By reading the case package thoroughly and doing an adequate amount of independent research (i.e. googling every term you are not comfortable with; seeking for alternative explanations of what I don’t understand in the case packet), we learned that one of the influencing factors of the price of an option is implied volatility. Those who are familiar with statistics may regard this as the standard deviation of the distribution of an option’s price, only that it is not an observed statistic, but a perceived one. With that said, these interpolations could easily be wrong. What happens when the future comes, and people realize that the actual volatility is not what they thought it to be? The answer is there will be a discrepancy between its intrinsic value and perceived value, which creates an opportunity for arbitrage. Now we need to write a program that calculates our implied volatility and seek for this arbitrage thing. Many more complications will arise as we write the code, mainly because that’s how programming always turns out to be…

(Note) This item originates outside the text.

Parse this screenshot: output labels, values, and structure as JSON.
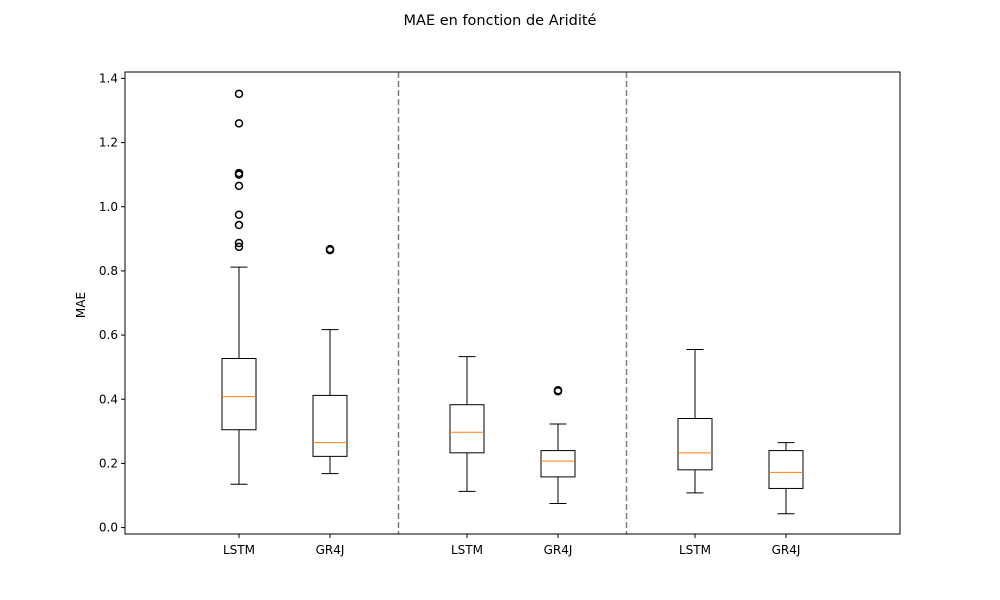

Then comes the hardest part. It’s basically thinking about how to win and implement your idea. For example, how do you pick the best strategies and verify that they would truly work? This would involve something called back-testing. How do you hedge your potential risks and what’s the appropriate hedge ratio that won’t eat into your profits? How do you calculate the best bid-ask spread given the real-time information and actions of other market players? How do you send out your order quick enough to get it filled before the price is gone? What should you do when the market is moving against you? Usually, my team would sit down to bring our creative minds together. I would say as beginner, the best way for us to tackle these challenges above is to stick with the fundamental way, pay strong attention to details and add some small tricks.

Competitors at the University of Chicago’s Midwest Trading Competition - peep Isabella and her teammates in the back!

Competitors at the University of Chicago’s Midwest Trading Competition - peep Isabella and her teammates in the back!

CIEC: What advice would you give someone who is interested in participating in these types of competitions, but doesn’t know where to begin/how to get information?

Zhu: I don’t think participating in these competitions is necessary in itself, but it’s definitely helpful to know these opportunities exist.

I would say the most important thing is to actively seek information and constantly reflect upon your personal goals/plans in joint with that information you acquire. Seeking this information could entail many things – Googling is often sufficient for you to be aware of the existence of various opportunities; to gain a more first-hand, in-depth explanation of what these opportunities are like, you might want to talk to alumnae, Smithies, or your friends at other schools that have had similar experiences.

However, at the end of the day, the single most crucial task is to factor in your own goals and preferences. You must ask: does this interest me? am I intellectually excited by this? does this at least partially align with my short-term goals? Every individual has a different decision-making process, but it all starts with acquiring information and more importantly, keep doing personal reflection. It took me a long while to realize where my career interest is, and I really couldn’t have found it without the help and support from many others. Honestly, I’ve talked to many Smithies who feel confused on making future plans. I totally understand it, but we should never leave such an important question only to ourselves – don’t hesitate to reach out to people for advice, help, and emotional support, cause we’ve all been there and Smith has a strong support network...and I’m always happy to talk!

CIEC: What are your future career goals?

Zhu: My future career goal is to work in a position that is involved with the financial markets, and advocate for diversity and inclusion in the financial industry.